Hannoveraner verbindet mit FCN positive Gefühle

Füllkrug: "In Nürnberg eine tolle Zeit gehabt"

Derbyheld: Der damalige Nürnberger Niclas Füllkrug freut sich mit Patrick Erras über den Sieg 2016 gegen Greuther Fürth.

Derbyheld: Der damalige Nürnberger Niclas Füllkrug freut sich mit Patrick Erras über den Sieg 2016 gegen Greuther Fürth. imago

Vor knapp zwei Jahren machte ihm eine Syndesmosezerrung einen Strich durch die Rechnung. Bei der ersten möglichen dienstlichen Rückkehr nach Nürnberg musste Niclas Füllkrug passen - prompt verlor sein Verein Hannover 96 am 23. Oktober 2016 beim "Club" mit 0:2, kehrte allerdings bekanntlich am Ende der Saison trotzdem in die Bundesliga zurück. Weil der FCN es den Niedersachsen ein Jahr später gleich tat, besteht nun am Samstag erstmals wieder die Gelegenheit für Füllkrug, seinen alten Arbeitsplatz, das Max-Morlock-Stadion, zu betreten.

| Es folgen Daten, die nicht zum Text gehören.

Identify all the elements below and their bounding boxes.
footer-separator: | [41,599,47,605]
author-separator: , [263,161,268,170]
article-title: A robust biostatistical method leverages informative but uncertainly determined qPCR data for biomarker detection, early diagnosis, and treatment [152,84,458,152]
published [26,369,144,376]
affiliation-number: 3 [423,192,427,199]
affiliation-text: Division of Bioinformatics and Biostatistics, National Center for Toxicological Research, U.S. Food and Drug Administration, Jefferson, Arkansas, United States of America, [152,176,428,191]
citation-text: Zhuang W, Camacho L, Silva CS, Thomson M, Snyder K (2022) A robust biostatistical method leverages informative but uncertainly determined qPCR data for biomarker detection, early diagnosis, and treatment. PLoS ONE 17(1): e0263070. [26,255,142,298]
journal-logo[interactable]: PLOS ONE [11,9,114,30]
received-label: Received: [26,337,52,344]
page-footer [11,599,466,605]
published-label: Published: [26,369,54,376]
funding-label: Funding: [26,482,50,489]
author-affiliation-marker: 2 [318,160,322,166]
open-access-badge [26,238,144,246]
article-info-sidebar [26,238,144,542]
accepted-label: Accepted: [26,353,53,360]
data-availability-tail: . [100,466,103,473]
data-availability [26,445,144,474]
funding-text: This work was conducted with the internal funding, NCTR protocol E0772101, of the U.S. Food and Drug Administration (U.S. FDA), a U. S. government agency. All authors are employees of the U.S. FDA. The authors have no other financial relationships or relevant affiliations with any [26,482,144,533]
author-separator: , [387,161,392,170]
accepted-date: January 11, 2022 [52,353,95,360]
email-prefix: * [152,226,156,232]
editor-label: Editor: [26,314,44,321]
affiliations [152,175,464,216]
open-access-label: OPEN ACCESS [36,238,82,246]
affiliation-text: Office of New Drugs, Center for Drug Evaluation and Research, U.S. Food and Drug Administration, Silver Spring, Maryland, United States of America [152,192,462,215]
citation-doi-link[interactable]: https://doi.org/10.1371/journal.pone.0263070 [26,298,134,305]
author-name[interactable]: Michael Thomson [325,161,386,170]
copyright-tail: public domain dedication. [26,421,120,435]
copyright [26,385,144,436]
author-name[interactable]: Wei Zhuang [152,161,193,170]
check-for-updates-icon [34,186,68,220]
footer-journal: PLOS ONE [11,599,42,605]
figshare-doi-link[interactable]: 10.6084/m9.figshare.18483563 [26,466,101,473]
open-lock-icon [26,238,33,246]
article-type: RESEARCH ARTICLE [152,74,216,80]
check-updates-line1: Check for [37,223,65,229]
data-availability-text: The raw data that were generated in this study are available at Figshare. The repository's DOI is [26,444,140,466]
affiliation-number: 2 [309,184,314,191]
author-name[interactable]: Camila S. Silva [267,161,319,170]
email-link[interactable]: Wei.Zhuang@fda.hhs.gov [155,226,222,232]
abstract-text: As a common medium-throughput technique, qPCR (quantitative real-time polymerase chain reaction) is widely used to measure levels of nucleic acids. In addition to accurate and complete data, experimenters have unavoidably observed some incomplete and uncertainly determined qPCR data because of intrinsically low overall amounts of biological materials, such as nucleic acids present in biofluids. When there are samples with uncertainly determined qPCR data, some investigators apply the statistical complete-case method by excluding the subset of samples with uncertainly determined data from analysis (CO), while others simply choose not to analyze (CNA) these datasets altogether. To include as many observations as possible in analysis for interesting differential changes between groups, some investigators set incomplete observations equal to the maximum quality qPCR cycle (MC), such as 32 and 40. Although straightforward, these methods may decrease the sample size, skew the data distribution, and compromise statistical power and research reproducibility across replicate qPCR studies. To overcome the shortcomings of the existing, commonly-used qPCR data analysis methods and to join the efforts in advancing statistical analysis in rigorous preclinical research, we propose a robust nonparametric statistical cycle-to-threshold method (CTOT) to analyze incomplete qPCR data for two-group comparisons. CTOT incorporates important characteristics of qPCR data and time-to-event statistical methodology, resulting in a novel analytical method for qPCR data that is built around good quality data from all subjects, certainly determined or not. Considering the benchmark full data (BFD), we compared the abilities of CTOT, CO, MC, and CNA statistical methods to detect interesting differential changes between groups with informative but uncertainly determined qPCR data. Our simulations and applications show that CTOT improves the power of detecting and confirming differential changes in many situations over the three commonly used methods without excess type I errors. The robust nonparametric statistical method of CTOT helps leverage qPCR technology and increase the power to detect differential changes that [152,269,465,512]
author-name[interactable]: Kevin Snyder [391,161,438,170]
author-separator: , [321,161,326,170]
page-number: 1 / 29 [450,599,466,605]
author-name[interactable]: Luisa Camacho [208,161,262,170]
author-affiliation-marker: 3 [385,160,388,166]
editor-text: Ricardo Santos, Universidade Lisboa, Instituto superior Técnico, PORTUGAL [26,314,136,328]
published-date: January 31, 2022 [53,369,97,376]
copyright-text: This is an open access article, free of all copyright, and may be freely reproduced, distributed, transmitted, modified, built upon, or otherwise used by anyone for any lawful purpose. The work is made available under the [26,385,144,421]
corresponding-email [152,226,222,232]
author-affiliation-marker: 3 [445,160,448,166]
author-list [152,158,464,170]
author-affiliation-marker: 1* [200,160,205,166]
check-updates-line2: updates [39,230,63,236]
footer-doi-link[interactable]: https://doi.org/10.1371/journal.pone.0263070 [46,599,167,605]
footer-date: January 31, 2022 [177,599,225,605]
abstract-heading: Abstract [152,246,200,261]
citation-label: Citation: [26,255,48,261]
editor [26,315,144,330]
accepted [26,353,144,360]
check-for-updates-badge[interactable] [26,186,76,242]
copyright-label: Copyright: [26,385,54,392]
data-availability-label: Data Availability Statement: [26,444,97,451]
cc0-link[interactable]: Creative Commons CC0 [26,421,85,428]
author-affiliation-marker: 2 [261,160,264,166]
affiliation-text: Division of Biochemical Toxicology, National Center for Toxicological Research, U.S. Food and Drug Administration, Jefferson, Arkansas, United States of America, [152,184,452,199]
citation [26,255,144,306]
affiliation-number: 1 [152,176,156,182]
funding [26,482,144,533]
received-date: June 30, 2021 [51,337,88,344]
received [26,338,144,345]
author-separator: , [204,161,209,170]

Das Frankenland ist für den gebürtigen Hannoveraner mehr als nur ein kleiner Fleck auf der Landkarte. Als Werder-Leihgabe hatte Füllkrug im August 2013 erstmals dort angeheuert, allerdings beim großen Nürnberger Rivalen Greuther Fürth. Sechs Tore in 21 Zweitligaspielen reichten damals nicht aus, die Bremer zu überzeugen, an dem Stürmertalent festzuhalten. Erneut ging Füllkrug auf Wanderschaft, diesmal zum 1. FC Nürnberg. Ein glücklicher Karriereschritt. "Nürnberg ist für mich ein besonderer Verein, ich habe da eine tolle Zeit gehabt und verbinde sehr viele positive Gefühle damit", sagt der heute 25-Jährige, zu dessen Highlights sicherlich der 2:1-Siegtreffer am 26. Februar 2016 im Derby gegen Fürth gehört, mit dem er unmittelbar vorausgegangene Nürnberger Pleiten in Duellen gegen das "Kleeblatt" vergessen ließ.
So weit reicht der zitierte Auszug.